@article {Ferguson:January 2001:0169-3867:69, author = "Ferguson K.G.", title = "Semantic and Structural Problems in Evolutionary Ethics", journal = "Biology and Philosophy", volume = "16", year = "January 2001", abstract = "

In ``A Defense of Evolutionary Ethics'' (1986), Robert J. Richards endeavors to explain how moral `oughts' can be derived from the science of evolutionary biology without committing the dreaded naturalistic fallacy. First, Richards assumes that `ought' as used in ethical discourse bears the same meaning as `ought' used anywhere in science, indicating merely that certain results or behaviors are predicted based on prior structured contexts. To this extent, the moral behavior of animals, what they `ought' to do, could arguably be predicted by evolutionary biology as effectively as, say, molecular behavior may be predicted by chemistry.

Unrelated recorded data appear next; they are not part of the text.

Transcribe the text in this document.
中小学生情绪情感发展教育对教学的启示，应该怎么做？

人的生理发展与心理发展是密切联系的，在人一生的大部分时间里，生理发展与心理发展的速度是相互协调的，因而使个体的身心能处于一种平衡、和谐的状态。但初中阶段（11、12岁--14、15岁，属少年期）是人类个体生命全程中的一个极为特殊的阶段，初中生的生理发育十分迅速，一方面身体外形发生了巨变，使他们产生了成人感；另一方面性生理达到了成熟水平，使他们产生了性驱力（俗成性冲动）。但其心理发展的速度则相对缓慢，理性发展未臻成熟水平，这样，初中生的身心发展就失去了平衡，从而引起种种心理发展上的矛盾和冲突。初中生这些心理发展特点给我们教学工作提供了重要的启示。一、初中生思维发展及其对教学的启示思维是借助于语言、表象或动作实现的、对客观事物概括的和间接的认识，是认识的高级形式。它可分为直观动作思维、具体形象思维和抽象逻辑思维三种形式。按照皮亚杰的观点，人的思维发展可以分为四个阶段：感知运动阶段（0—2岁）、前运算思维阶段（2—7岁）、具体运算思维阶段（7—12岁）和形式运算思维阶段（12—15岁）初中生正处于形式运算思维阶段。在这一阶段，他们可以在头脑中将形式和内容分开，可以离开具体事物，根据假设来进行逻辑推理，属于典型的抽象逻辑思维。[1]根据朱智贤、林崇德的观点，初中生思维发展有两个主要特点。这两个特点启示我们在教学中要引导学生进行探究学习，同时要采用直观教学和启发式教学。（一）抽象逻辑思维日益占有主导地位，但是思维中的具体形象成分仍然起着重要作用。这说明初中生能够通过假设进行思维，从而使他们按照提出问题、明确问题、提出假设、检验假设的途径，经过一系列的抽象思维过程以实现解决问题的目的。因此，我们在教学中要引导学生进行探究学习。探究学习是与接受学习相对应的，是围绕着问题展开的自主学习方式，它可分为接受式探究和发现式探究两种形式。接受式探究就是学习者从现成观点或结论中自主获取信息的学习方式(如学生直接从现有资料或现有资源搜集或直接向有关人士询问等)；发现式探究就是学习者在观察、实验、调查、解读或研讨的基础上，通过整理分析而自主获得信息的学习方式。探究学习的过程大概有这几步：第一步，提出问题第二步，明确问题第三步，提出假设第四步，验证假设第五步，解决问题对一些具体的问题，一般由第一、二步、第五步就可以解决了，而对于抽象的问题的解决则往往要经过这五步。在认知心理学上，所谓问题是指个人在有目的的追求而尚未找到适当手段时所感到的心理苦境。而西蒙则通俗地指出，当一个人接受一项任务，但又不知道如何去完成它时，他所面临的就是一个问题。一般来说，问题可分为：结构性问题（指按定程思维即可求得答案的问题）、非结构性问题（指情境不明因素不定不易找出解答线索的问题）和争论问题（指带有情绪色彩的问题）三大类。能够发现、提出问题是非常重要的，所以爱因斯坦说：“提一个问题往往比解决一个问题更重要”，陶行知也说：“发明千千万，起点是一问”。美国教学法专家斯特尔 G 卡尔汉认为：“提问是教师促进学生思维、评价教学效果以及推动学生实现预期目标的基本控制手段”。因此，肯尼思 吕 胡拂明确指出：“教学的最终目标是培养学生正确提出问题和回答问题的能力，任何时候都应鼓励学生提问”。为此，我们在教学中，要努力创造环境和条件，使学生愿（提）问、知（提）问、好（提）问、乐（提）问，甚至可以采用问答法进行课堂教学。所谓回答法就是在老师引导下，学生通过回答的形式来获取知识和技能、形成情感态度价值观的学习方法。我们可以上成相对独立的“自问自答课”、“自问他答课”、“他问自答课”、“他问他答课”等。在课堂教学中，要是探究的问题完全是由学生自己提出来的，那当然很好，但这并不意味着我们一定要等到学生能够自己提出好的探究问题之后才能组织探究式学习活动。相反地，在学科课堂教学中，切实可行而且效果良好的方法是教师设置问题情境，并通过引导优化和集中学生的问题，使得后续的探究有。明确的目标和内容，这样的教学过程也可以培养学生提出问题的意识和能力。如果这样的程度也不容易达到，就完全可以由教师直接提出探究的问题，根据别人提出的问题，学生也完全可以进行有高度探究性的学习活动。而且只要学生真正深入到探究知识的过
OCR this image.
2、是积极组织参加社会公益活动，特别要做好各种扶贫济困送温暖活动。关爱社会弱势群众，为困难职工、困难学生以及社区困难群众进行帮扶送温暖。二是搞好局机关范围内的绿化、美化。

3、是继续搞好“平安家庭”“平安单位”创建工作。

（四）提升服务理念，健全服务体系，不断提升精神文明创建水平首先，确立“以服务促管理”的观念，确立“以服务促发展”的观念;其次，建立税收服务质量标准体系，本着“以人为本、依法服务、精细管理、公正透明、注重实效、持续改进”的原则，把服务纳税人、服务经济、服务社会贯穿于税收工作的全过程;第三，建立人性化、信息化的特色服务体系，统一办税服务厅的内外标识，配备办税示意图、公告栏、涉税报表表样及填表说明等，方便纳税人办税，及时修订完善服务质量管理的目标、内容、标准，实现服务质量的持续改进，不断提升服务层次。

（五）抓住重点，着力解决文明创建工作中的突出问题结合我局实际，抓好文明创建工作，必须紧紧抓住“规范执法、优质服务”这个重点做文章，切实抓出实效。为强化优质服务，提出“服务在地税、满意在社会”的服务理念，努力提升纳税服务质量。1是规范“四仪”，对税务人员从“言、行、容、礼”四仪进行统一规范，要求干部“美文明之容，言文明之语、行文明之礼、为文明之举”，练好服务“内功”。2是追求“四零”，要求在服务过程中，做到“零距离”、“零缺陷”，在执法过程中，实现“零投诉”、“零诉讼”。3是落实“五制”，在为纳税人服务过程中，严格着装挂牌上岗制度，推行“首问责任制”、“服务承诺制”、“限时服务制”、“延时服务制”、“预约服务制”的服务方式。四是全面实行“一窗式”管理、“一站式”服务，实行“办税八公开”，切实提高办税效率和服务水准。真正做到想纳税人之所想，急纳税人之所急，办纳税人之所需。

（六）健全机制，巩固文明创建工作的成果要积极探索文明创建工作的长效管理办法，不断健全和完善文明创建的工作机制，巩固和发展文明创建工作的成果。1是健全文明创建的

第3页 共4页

But after acknowledging that biological inferences to this limited sense of `ought' were never contested by Moore's naturalistic fallacy, Richard proposes to add to evolutionary ethics a decision procedure to determine which members of a set of predicted behaviors are those which truly ought to occur – in the genuinely prescriptive sense intended by ethical discourse. But the procedure which Richards fabricates for this purpose appeals to such alleged `facts' as cultural conventions and moral opinion polling, hardly a secure foundation for the sort of scientific ethics promised by Richards at the outset.